Gesetzesreform Stalking auf den Weg gebracht

Gesetzesreform Stalking auf den Weg gebracht
Stalker verfolgen, belästigen und terrorisieren ihre Opfer. Treffen kann es Jede und Jeden. (Bild: canva)
WOCHENBLATT
Redaktion

Stalker verfolgen, belästigen und terrorisieren ihre Opfer. Treffen kann es Jede und Jeden. Zukünftig fallen auch digitales Ausspähen, Einschüchterung und das Vortäuschen einer falschen Identität unter den Straftatbestand Stalking. Die Bundesregierung hat jetzt eine entsprechende Gesetzesreform gebilligt.

Der Gesetzentwurf dient der Bekämpfung von digitalem Stalking. Über sogenannte Stalking-Apps oder Stalkingware können Täter unbefugt auf Social-Media-Konten oder Bewegungsdaten von Opfern zugreifen und so deren Sozialleben ausspähen. In anderen Fällen täuschen Täter die Identität ihres Opfers vor und legen in sozialen Medien Konten an, über die sie Bilder oder Nachrichten veröffentlichen. Diese Handlungen sollen durch den Gesetzentwurf konkret erfasst werden.

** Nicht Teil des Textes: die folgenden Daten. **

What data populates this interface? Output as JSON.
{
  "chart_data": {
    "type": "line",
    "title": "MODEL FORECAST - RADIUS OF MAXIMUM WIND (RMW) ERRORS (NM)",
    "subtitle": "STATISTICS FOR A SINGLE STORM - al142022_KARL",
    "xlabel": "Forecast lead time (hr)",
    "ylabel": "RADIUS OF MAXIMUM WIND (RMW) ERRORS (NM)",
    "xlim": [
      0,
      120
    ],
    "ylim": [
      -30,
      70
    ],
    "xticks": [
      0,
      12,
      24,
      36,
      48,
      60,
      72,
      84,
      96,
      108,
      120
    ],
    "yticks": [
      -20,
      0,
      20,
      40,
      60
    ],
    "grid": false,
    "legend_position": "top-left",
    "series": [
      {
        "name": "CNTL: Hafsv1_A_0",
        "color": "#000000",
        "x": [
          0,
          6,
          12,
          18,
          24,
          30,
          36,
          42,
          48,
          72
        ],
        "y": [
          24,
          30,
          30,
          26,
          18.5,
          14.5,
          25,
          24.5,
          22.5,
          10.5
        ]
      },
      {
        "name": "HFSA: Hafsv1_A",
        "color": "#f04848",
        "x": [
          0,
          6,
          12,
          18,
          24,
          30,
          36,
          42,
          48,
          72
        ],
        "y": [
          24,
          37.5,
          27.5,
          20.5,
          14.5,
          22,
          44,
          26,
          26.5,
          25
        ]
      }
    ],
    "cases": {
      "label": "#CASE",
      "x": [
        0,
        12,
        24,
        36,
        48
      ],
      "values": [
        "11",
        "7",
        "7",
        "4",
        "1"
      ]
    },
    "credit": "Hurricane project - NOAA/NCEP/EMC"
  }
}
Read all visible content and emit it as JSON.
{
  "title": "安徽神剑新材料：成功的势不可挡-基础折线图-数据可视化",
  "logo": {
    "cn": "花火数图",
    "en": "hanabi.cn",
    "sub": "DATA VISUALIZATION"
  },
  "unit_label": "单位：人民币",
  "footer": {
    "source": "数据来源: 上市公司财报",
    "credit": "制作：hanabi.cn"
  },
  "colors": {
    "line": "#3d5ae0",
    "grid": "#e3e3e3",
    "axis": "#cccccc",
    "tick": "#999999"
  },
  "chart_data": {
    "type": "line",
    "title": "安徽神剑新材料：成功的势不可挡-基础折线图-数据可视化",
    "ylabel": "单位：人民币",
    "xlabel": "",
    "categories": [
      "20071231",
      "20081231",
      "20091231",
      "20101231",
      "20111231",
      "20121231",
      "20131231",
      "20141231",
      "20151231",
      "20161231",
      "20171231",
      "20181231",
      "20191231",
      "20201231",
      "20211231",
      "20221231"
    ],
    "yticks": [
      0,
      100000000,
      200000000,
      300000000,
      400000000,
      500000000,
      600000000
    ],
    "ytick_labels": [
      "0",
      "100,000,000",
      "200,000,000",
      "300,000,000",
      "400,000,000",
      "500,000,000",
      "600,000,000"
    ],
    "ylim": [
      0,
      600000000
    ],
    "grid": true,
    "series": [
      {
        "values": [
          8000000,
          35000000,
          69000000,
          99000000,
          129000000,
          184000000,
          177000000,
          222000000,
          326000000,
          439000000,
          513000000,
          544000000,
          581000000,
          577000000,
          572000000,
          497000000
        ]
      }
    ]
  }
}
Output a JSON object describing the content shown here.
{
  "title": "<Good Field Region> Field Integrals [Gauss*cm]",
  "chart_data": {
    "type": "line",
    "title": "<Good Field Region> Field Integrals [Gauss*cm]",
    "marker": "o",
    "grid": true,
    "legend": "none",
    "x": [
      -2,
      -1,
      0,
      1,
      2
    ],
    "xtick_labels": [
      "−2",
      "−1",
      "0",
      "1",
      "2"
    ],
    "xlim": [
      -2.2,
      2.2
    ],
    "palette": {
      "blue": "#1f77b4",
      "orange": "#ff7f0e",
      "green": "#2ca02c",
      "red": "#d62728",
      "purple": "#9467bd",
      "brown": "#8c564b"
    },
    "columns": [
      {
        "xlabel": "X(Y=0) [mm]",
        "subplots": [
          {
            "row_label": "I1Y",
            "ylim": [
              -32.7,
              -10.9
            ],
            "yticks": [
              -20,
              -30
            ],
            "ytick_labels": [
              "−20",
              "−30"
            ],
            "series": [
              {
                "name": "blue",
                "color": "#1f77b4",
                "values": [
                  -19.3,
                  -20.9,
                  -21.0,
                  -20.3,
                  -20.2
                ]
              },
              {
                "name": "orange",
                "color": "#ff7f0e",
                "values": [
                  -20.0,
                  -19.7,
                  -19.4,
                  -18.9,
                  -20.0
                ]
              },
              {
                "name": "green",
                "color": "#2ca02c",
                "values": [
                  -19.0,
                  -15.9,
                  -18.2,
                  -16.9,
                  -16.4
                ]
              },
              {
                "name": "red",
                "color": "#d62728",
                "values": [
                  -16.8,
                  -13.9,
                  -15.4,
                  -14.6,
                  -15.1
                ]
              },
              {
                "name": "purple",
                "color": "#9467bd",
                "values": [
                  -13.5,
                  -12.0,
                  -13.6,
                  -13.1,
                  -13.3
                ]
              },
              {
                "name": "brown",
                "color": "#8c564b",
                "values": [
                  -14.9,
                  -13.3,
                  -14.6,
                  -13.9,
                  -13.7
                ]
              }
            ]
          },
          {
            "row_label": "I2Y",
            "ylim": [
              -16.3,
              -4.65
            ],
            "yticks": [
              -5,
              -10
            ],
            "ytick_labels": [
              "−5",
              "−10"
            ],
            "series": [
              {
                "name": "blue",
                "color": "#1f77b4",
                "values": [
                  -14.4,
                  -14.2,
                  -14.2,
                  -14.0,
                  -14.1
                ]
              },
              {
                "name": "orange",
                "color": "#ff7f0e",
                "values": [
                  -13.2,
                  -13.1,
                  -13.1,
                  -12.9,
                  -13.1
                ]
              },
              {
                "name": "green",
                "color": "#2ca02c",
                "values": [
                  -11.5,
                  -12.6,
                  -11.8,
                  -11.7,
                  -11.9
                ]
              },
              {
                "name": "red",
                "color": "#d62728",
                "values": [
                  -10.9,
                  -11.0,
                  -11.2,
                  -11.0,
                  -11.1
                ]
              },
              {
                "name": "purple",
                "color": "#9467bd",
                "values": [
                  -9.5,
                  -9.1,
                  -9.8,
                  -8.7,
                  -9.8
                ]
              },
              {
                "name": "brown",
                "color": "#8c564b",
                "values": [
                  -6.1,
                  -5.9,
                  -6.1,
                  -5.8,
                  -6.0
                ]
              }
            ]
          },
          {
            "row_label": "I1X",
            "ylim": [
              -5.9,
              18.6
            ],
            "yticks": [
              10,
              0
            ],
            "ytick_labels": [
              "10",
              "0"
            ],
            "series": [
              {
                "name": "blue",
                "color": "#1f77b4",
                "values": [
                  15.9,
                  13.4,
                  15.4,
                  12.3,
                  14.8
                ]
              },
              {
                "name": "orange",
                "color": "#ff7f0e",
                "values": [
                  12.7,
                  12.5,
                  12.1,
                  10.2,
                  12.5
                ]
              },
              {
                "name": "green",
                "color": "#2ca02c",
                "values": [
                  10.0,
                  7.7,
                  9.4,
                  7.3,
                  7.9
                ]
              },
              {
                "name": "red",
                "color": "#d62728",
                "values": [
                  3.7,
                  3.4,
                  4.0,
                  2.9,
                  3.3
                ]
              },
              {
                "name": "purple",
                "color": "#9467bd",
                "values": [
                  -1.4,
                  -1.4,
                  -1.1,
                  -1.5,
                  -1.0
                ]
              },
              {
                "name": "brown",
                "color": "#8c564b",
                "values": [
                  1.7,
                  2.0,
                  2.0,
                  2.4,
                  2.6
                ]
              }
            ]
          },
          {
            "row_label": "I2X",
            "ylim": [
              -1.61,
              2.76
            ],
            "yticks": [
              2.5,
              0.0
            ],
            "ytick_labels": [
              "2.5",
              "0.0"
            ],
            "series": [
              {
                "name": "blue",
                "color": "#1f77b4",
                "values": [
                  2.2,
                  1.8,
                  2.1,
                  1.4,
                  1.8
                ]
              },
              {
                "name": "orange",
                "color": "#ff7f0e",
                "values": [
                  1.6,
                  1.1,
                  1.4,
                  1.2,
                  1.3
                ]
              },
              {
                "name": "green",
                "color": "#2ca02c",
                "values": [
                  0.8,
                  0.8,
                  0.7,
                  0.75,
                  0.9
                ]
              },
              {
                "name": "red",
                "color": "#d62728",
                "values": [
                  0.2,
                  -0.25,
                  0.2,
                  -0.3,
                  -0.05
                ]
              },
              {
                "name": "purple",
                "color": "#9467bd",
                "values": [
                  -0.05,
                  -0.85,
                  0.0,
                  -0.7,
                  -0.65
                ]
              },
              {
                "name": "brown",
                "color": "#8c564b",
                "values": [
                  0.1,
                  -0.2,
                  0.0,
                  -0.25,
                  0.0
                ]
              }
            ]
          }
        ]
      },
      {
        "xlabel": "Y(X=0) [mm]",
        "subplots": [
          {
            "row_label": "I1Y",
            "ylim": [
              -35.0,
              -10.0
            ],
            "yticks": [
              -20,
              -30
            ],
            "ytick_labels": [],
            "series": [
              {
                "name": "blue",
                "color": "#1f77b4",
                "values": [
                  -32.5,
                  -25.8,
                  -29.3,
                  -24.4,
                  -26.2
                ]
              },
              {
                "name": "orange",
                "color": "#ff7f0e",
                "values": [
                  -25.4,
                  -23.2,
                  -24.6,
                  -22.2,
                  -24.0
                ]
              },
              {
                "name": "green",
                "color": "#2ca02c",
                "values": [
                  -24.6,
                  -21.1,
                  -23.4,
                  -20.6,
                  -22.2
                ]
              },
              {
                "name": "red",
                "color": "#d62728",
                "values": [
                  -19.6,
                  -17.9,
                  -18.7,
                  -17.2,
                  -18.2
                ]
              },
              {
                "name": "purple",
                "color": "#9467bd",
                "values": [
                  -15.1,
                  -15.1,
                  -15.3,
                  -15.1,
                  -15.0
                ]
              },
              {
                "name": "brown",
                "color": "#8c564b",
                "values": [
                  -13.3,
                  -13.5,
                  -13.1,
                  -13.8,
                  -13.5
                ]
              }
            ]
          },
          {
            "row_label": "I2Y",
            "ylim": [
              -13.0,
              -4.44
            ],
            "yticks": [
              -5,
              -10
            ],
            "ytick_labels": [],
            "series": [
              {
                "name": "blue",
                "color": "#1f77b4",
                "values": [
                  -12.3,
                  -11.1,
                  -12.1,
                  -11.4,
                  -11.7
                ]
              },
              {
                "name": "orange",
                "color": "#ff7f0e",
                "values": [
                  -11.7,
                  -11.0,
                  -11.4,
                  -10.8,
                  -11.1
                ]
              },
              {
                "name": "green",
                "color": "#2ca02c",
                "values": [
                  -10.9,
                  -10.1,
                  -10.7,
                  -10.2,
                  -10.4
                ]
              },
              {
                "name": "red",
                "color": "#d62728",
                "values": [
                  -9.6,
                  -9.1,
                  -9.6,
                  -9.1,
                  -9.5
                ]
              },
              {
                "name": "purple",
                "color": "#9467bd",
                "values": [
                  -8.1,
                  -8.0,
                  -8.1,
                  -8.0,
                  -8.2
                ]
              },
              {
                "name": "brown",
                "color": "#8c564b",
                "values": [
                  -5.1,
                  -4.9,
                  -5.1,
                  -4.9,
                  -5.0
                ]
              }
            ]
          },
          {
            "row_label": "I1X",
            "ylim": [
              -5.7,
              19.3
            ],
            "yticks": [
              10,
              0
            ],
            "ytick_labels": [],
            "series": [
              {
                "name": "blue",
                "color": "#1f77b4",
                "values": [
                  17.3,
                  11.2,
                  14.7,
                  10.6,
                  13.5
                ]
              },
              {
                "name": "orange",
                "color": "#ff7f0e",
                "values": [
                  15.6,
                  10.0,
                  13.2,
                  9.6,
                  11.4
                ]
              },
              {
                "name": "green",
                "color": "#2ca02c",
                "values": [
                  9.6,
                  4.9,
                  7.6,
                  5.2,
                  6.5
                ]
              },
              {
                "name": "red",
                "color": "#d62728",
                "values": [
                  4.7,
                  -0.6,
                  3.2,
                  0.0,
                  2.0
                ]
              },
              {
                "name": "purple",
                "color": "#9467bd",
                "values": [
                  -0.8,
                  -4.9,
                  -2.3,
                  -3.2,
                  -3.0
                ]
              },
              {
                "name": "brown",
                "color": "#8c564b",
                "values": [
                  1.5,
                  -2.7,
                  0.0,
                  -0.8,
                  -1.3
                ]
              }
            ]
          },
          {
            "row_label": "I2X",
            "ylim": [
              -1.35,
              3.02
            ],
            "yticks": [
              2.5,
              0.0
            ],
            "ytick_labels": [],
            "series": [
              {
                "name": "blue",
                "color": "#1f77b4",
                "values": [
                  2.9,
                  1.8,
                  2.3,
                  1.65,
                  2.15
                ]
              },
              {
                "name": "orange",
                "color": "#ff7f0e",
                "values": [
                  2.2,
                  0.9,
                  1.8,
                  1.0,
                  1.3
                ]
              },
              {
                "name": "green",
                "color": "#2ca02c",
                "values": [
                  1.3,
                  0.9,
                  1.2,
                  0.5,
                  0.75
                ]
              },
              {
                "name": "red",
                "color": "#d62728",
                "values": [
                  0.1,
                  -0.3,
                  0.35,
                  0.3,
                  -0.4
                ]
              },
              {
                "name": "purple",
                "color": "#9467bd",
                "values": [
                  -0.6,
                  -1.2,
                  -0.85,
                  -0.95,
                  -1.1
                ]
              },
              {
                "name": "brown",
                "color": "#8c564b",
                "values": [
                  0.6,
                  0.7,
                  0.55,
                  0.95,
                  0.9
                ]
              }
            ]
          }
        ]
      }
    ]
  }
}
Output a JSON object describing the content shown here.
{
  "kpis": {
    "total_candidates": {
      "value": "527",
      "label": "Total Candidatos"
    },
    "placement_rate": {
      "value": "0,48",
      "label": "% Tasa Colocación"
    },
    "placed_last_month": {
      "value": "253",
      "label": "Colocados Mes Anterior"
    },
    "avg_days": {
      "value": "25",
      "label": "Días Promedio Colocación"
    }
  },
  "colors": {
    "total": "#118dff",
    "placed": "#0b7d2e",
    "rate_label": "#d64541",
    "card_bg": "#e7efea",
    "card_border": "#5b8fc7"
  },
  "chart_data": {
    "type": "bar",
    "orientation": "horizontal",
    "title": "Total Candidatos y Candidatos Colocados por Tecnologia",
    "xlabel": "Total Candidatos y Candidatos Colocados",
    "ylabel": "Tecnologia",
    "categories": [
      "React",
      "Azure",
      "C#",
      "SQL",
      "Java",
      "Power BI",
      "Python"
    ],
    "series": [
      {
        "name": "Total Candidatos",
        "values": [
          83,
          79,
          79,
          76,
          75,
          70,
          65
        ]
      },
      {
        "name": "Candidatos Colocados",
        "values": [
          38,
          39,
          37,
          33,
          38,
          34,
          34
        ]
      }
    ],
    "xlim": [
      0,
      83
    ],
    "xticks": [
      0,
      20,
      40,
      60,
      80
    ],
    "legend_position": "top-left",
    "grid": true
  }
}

Dabei geht es auch um eine Formulierung aus dem geltenden Gesetzestext, die geändert werden soll. Strafverfolgungsbehörden müssen Verdächtigen bisher „beharrliches“ Stalking nachweisen. Das Justizministerium will die Hürden der Strafbarkeit senken: „beharrlich“ soll nun durch „wiederholt“ ersetzt werden.

Der Strafrahmen soll weiterhin eine Freiheitsstrafe bis zu drei Jahren oder Geldstrafe vorsehen. Zugleich sieht der Gesetzentwurf aber eine Neuregelung für besonders schwere Fälle vor, bei denen eine Freiheitsstrafe von bis zu fünf Jahren ausgesprochen werden kann. Hierzu sollen u.a. Fälle von Nachstellungen über lange Zeiträume oder Taten gehören, durch die eine Gesundheitsschädigung des Opfers oder einer dem Opfer nahestehenden Person verursacht werden. Ebenso soll es als besonders schwerer Fall gelten, wenn der Täter über 21 und das Opfer unter 16 Jahre alt ist.

So können Sie sich gegen Stalking wehren:

  • Machen Sie dem Stalker sofort und unmissverständlich klar, dass Sie keinerlei Kontakt mehr wünschen. Bleiben Sie konsequent!
  • Öffentlichkeit kann Sie schützen: Informieren Sie Ihr gesamtes Umfeld (z. B. Ihre Familie, Freunde, Arbeitskollegen und Nachbarn), wenn Sie Opfer eines Stalkers geworden sind.
  • Bei einer akuten Bedrohung (z. B. wenn der Stalker Sie verfolgt, in Ihre Wohnung eindringt, ein Angriff bevorsteht) alarmieren Sie die Polizei über den Notruf 110.
  • Dokumentieren Sie alles, was der Stalker schickt, mitteilt oder unternimmt, damit Sie, falls erforderlich, Fakten und Beweismittel haben.
  • Lassen Sie sich bei Telefonterror und CyberStalking über technische Schutzmöglichkeiten (geheime Rufnummern, Fangschaltung, Anrufbeantworter, Handy, Zweitanschlüsse, E-Mail-Adresse etc.) beraten.